Berremos do alto de prédios para a multidão entorpecida que corre pelas ruas em busca de suas pequenas e vãs glórias diárias; saudemos aqueles que foram postos à margem pelo simples fato de que as rotinas bolorentas invejam sua liberdade multicolorida; assobiemos pelas calçadas ao lado de carros que não se movem na cidade eternamente parada, dirigidos por motoristas que tampouco se movem em suas vidas também paradas e amorfas; vamos em massa às ruas gritar aos que têm a alma seca para que percebam a mudança das estações, a chegada das águas, o frio que apazigua e o calor que excita. Tudo isso está à vista e eles não veem, os cegos por escolha própria.

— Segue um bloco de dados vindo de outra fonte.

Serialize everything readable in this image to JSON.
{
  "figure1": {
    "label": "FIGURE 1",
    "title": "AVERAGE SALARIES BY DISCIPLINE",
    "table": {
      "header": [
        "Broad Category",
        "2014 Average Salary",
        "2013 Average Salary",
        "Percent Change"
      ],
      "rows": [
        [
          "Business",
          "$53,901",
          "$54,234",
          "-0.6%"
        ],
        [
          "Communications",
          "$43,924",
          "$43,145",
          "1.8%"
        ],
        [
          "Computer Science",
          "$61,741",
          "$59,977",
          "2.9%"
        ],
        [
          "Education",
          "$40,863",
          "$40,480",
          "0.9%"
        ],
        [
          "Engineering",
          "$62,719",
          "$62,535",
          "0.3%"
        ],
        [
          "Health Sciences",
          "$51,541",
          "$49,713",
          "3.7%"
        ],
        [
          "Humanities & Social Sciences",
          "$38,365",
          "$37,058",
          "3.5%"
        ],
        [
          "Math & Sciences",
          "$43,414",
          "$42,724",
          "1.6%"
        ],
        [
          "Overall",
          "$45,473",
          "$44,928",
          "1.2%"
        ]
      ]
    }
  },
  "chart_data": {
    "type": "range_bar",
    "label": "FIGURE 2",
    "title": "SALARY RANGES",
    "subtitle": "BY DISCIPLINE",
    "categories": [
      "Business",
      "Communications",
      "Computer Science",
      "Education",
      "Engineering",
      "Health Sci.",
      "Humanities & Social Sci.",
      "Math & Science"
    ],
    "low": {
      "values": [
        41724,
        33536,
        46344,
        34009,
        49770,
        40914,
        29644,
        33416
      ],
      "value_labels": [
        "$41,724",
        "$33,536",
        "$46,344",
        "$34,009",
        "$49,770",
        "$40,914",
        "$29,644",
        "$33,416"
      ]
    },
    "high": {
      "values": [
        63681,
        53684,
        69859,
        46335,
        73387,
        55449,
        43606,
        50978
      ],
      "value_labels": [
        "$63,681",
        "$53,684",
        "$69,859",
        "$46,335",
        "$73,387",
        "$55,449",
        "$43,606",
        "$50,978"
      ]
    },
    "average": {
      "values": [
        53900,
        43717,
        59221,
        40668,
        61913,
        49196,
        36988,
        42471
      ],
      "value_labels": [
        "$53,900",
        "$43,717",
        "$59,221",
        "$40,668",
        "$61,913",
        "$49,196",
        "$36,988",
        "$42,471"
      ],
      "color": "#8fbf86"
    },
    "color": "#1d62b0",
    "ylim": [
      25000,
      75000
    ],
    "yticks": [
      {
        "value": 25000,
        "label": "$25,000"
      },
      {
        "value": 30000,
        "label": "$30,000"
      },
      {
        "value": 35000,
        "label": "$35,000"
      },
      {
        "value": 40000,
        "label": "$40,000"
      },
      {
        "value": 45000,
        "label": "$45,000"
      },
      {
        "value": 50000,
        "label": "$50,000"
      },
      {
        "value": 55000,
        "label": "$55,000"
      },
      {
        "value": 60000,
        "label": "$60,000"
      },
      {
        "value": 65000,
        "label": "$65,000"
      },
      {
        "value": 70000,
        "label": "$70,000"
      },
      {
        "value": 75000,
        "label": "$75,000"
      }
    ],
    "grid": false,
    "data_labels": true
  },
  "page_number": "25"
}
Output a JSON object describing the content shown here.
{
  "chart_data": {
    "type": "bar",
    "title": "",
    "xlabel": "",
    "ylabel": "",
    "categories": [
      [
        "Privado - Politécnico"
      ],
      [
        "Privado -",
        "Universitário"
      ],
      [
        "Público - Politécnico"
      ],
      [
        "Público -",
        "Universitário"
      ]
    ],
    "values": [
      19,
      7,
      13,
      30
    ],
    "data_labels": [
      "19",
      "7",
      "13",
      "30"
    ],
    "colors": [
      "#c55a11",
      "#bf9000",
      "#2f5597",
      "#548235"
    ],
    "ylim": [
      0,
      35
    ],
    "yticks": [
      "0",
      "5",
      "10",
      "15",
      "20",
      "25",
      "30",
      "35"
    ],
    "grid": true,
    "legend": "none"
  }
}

Busquemos nas livrarias o livro que sempre desejamos ler, ouçamos a música que embalou nosso mais caro amor, bebamos as bebidas da moda e aquelas que ninguém mais bebe, degustemos pratos exóticos em tardes preguiçosas. Comer, rezar, amar, mas também beber, receber, doar, cantar, ler, ouvir, sentir, tatear, pegar, agarrar. Façamos de nossas vidas um dicionário prático de todos os verbos listados em frios Aurélios e Houaiss.

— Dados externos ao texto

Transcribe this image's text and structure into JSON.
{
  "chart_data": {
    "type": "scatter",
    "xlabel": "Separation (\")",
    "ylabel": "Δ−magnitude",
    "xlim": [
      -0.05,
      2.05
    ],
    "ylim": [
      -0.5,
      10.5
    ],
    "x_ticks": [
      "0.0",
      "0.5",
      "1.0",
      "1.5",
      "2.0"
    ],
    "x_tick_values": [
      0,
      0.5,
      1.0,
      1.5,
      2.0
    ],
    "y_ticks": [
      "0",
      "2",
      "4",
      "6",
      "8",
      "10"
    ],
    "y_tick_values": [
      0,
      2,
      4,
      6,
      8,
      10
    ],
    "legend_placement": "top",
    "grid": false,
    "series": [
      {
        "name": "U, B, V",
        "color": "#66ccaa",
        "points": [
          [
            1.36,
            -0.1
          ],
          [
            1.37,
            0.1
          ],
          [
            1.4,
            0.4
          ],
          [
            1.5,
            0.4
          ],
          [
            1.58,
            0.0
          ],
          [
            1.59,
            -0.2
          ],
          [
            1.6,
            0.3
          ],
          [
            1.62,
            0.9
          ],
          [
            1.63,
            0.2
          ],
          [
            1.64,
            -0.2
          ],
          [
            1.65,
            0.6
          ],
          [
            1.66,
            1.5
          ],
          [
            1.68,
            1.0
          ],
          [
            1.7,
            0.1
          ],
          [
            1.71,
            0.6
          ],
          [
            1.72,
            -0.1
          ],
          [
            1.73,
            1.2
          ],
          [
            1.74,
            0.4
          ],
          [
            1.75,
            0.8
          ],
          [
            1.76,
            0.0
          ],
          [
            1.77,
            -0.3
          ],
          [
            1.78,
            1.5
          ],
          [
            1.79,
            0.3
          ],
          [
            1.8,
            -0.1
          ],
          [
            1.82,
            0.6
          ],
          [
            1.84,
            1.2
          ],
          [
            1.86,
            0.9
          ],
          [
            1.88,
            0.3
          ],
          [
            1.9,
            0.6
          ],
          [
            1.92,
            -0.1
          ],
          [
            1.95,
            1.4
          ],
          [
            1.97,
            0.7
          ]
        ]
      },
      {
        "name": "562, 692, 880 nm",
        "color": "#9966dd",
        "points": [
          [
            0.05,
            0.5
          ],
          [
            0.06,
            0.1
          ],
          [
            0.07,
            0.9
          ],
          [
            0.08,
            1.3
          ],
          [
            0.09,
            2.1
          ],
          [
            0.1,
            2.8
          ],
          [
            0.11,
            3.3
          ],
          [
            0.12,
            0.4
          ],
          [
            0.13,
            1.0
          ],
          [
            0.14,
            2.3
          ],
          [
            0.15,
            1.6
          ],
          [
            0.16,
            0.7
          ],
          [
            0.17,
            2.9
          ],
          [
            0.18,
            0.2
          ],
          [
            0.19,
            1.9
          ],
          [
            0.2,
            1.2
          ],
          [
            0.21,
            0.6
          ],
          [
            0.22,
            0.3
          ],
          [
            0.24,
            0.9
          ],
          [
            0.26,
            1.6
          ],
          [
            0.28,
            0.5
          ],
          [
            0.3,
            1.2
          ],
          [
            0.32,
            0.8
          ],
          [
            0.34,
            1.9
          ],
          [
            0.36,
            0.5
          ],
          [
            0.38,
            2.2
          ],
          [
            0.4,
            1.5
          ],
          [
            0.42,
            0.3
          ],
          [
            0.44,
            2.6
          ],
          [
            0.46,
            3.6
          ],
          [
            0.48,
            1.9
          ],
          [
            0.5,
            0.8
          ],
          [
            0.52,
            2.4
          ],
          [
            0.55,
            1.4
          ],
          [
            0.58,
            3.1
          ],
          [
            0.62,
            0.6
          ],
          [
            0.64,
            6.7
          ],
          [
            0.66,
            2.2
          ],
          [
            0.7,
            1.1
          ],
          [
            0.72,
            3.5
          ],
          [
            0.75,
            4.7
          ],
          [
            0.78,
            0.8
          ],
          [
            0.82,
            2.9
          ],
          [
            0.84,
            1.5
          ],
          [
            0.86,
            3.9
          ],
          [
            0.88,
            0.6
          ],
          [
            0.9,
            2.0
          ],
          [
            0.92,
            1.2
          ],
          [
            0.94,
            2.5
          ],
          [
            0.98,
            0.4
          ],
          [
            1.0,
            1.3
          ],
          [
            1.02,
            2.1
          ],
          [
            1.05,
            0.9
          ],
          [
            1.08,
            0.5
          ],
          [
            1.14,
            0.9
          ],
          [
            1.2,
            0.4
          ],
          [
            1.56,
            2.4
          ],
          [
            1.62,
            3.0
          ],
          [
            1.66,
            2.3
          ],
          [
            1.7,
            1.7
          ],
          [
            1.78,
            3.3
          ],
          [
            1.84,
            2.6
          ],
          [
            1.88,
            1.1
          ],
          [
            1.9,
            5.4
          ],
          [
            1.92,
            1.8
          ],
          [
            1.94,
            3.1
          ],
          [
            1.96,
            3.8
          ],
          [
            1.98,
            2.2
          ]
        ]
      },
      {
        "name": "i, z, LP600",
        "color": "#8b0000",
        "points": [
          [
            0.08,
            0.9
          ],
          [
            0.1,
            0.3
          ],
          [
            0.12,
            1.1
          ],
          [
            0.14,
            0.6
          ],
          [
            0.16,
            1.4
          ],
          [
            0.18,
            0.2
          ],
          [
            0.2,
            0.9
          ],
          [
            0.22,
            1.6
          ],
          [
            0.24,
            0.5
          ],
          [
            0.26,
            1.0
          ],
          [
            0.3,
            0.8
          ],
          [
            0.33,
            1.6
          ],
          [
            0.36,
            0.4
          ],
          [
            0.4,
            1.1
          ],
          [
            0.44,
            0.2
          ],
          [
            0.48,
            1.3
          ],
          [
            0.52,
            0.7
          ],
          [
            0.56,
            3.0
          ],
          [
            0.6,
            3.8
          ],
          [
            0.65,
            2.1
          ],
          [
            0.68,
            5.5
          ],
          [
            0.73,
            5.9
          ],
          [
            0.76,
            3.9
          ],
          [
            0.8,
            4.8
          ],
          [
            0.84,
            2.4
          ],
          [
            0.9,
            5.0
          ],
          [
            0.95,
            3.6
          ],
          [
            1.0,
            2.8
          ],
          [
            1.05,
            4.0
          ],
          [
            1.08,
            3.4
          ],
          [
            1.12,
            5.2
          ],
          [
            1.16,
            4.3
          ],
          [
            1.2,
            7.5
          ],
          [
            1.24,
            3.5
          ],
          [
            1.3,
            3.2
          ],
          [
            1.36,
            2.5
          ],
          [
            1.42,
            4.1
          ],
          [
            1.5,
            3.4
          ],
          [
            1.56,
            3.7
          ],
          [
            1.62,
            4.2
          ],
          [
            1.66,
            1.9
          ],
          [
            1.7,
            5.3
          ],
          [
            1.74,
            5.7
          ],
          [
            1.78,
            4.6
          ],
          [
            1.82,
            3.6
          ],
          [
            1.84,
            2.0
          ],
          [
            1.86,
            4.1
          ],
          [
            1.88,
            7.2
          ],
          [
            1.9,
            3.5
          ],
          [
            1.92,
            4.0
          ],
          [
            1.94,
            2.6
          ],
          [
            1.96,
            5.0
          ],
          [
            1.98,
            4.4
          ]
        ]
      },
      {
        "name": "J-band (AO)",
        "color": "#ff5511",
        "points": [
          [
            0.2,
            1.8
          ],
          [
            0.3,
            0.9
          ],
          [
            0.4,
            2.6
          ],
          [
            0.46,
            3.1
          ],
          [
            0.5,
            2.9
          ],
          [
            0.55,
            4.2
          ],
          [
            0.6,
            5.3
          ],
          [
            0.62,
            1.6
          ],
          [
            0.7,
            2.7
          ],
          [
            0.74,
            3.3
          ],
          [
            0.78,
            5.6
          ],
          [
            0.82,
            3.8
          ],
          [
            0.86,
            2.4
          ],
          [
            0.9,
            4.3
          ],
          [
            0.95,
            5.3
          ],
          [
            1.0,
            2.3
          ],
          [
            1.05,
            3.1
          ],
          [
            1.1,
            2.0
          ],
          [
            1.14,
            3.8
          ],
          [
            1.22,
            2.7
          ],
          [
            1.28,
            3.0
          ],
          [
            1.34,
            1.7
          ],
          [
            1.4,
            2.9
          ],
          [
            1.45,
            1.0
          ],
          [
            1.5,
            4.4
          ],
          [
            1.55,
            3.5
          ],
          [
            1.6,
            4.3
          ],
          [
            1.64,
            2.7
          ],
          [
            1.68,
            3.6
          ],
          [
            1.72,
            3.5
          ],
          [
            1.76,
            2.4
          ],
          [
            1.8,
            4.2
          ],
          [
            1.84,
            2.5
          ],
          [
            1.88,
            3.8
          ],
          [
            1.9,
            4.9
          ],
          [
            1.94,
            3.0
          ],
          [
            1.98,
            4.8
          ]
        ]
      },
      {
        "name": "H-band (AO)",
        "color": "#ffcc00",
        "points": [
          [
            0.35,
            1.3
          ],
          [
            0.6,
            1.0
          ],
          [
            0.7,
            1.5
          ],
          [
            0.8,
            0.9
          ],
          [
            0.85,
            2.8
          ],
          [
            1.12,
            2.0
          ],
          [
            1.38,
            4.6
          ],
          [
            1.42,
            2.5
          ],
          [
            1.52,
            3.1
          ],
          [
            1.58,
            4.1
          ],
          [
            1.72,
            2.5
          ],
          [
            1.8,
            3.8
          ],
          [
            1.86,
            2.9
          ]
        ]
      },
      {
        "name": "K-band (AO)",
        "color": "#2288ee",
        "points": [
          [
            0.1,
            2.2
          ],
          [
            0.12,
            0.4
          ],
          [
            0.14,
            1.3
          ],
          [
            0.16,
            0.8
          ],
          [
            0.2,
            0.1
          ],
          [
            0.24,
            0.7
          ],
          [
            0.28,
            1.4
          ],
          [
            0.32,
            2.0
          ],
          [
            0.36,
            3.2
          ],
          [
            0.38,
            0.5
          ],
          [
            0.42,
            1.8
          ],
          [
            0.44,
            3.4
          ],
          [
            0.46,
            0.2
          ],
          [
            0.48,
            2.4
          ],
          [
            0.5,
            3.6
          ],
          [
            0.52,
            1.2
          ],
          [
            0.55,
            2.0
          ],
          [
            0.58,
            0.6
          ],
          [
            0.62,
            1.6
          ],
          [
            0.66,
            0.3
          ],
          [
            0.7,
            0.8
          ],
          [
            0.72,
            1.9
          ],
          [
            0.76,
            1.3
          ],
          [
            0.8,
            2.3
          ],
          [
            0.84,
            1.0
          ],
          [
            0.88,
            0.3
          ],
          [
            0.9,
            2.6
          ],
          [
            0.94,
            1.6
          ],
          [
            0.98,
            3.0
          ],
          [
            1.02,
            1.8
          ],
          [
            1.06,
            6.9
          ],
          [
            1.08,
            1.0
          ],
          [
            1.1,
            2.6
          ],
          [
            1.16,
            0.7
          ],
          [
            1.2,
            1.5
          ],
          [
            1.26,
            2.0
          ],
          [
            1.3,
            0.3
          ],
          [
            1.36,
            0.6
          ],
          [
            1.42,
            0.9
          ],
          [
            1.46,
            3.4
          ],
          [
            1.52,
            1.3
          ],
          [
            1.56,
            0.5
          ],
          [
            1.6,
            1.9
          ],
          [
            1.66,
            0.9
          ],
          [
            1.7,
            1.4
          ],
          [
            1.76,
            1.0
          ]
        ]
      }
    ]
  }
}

Haverá resistência. Os que se ofendem com a alegria alheia montarão barricadas, aqueles que se comprazem escrutinando os defeitos dos semelhantes farão guerrilha; os inimigos da espontaneidade cobrarão silêncio e respeito. É sempre assim: em cada canto, sem perceber a escuridão que o rodeia, há sempre quem queira impor a ordem da “moral e cívica” a quem prefere as lonjuras da vida sem peias. Eu prefiro essas lonjuras, e você?
E se não vier resposta mesmo que nos ouçam cantando, berrando, saudando, assobiando, bebendo e cantando? E se nem todos aqueles que se perderam por caminhos tortuosos de lágrimas desnecessárias conseguirem notar nossa estridência? Não, não se preocupe. Não tem importância se a multidão não nos ouve, basta um, bastam dois, sabe? Seremos, eu e você, a nova banda para o velho triste que vive doente e o homem sério que conta dinheiro.
Você tem medo? Eu também. Mas venha, vamos juntos, a soma dos nossos medos será igual a medo nenhum. Se surgir um esgar de escárnio, devolveremos um permanente sorriso de acolhimento e perdão; quando nos apontarem seus dedos raivosos, apontaremos os nossos para as estrelas e a Lua. A cada artigo de lei, um poema de amor de Neruda, e aos códigos de boa conduta iremos contrapor nossa cartilha de alegre bem viver. Alguém haverá de notar. Basta um, bastam dois.
Sim, vamos hoje ainda matar a tristeza, compor para ela um réquiem e fazer um sinal de vade retro. Vem, vem comigo.